3. Applicability of disclosure requirements under regulation 13 of the Securities and Exchange Board of India (Prevention of Insider Trading) Regulations, 1992 (PIT Regulations, 1992) to PFIs.
4. Whether failure to make disclosures deprived investors of important information.

Detailed Analysis:

1. Exemption for PFIs under Regulation 29(4):
The primary issue is whether PFIs are exempt from making disclosures when they acquire shares on invocation of pledge. The appellants argued that the exemption under the proviso to regulation 29(4) should extend to actual acquisition of shares by PFIs on invocation of pledge. SEBI contended that the exemption is restricted to deemed acquisition of shares specified under regulation 29(4) and does not extend to actual acquisitions.

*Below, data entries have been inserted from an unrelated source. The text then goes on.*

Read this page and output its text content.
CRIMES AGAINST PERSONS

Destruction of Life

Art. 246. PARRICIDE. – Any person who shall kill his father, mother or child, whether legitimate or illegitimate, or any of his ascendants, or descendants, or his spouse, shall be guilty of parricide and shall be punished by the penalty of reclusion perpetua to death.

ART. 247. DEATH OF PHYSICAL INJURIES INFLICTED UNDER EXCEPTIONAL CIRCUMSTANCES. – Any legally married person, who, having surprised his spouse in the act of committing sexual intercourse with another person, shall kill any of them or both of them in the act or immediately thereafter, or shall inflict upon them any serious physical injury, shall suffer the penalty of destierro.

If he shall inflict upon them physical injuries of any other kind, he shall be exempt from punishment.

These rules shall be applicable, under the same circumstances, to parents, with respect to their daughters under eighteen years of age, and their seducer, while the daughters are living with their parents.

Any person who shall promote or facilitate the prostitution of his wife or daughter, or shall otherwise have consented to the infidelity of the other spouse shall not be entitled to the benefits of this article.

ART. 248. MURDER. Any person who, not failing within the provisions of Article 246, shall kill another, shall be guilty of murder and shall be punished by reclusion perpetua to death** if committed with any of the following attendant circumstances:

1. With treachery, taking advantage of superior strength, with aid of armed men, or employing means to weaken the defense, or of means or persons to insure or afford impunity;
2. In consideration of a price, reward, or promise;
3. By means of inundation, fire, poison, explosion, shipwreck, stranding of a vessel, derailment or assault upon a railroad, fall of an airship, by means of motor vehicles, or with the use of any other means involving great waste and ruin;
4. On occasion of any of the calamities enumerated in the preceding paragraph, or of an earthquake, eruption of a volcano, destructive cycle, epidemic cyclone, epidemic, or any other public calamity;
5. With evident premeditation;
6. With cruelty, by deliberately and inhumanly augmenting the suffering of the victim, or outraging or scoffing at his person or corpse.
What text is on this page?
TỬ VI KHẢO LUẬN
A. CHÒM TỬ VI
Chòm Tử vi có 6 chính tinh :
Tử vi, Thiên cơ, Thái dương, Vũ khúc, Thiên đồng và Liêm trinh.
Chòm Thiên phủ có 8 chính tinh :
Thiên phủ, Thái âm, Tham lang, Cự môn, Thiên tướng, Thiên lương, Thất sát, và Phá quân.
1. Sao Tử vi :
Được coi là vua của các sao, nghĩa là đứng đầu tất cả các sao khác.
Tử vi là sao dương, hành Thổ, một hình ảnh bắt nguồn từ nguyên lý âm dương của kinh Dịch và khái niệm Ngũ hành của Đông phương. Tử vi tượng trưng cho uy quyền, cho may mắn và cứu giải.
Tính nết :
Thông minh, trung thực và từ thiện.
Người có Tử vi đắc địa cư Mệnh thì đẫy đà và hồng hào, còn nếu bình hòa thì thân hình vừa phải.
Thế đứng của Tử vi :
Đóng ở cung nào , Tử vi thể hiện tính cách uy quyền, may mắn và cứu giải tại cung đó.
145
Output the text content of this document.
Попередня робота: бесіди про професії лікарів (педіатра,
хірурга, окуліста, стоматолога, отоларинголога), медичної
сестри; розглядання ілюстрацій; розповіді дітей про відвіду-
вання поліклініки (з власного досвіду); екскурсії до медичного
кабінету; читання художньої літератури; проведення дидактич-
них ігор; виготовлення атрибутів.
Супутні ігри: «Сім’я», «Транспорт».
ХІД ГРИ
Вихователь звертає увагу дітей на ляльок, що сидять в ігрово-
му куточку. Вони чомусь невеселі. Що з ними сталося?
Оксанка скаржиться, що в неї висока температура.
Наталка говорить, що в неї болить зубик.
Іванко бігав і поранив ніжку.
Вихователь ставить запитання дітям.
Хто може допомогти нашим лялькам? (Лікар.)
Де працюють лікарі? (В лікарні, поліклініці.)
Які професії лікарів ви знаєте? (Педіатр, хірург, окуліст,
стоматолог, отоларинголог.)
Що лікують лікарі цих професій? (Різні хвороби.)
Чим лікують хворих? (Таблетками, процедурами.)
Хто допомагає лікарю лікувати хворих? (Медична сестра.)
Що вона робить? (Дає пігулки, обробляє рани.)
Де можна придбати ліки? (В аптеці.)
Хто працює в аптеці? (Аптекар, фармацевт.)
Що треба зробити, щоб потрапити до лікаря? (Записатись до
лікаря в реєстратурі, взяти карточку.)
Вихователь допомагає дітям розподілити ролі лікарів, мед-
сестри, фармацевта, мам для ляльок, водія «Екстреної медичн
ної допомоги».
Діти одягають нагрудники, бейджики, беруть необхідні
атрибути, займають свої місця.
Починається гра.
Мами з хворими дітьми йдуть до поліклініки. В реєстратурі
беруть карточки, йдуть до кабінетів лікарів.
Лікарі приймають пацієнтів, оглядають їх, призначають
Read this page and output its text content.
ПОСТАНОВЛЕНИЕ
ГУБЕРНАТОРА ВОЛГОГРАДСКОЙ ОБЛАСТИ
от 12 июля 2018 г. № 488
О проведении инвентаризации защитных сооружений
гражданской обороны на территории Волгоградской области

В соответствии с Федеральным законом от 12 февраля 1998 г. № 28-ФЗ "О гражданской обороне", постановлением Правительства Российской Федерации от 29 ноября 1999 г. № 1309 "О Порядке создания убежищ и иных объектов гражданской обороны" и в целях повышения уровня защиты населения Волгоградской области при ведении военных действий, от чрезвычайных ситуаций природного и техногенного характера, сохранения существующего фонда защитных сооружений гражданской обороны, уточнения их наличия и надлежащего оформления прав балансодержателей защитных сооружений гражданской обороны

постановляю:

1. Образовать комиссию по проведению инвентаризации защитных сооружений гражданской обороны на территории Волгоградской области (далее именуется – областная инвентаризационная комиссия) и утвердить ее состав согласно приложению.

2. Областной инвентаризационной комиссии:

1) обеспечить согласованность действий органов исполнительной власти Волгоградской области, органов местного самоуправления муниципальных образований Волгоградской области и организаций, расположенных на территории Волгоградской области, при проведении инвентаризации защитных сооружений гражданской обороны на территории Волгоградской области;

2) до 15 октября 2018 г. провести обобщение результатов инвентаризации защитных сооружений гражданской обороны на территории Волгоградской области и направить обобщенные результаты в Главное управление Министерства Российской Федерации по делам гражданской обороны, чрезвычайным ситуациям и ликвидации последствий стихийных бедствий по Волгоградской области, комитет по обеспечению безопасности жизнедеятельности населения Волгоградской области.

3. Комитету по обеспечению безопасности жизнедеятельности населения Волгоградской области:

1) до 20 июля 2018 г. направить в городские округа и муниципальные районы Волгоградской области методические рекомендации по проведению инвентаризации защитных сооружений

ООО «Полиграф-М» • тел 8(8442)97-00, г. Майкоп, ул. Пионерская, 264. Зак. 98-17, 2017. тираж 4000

2. Interpretation of the Proviso to Regulation 29(4):
The Tribunal held that the proviso to regulation 29(4) applies only to deemed acquisitions specified under regulation 29(4) and not to actual acquisitions. The proviso exempts PFIs from making disclosures when shares are taken by way of encumbrance to secure indebtedness, not when shares are actually acquired on invocation of pledge. The language of the proviso, "such requirement... as pledgee in connection with a pledge of shares for securing indebtedness in the ordinary course of business," clearly indicates that it pertains to deemed acquisitions and not actual acquisitions.

3. Applicability of Disclosure Requirements under PIT Regulations, 1992:
The Tribunal found that the expression "any person" in regulation 13(1) of the PIT Regulations, 1992 is wide enough to cover PFIs. Therefore, PFIs are required to make disclosures under regulation 13 when they acquire shares on invocation of pledge. The appellants' argument that PFIs should be excluded from the scope of regulation 13 was rejected.

4. Impact on Investors:
The Tribunal dismissed the argument that failure to make disclosures did not deprive investors of important information. It held that the obligation to make disclosures under regulation 29(1)/29(2) is independent of any disclosures made by the target company. The fact that the target company made disclosures does not absolve PFIs from their disclosure obligations.

Conclusion:
The Tribunal concluded that PFIs are not exempt from making disclosures under regulation 29(1)/29(2) when they acquire shares on invocation of pledge. The exemption under the proviso to regulation 29(4) applies only to deemed acquisitions and not to actual acquisitions. The appellants were found to have violated the disclosure requirements under both the Takeover Regulations, 2011 and the PIT Regulations, 1992. Consequently, the appeals were dismissed, and the penalty imposed by SEBI was upheld.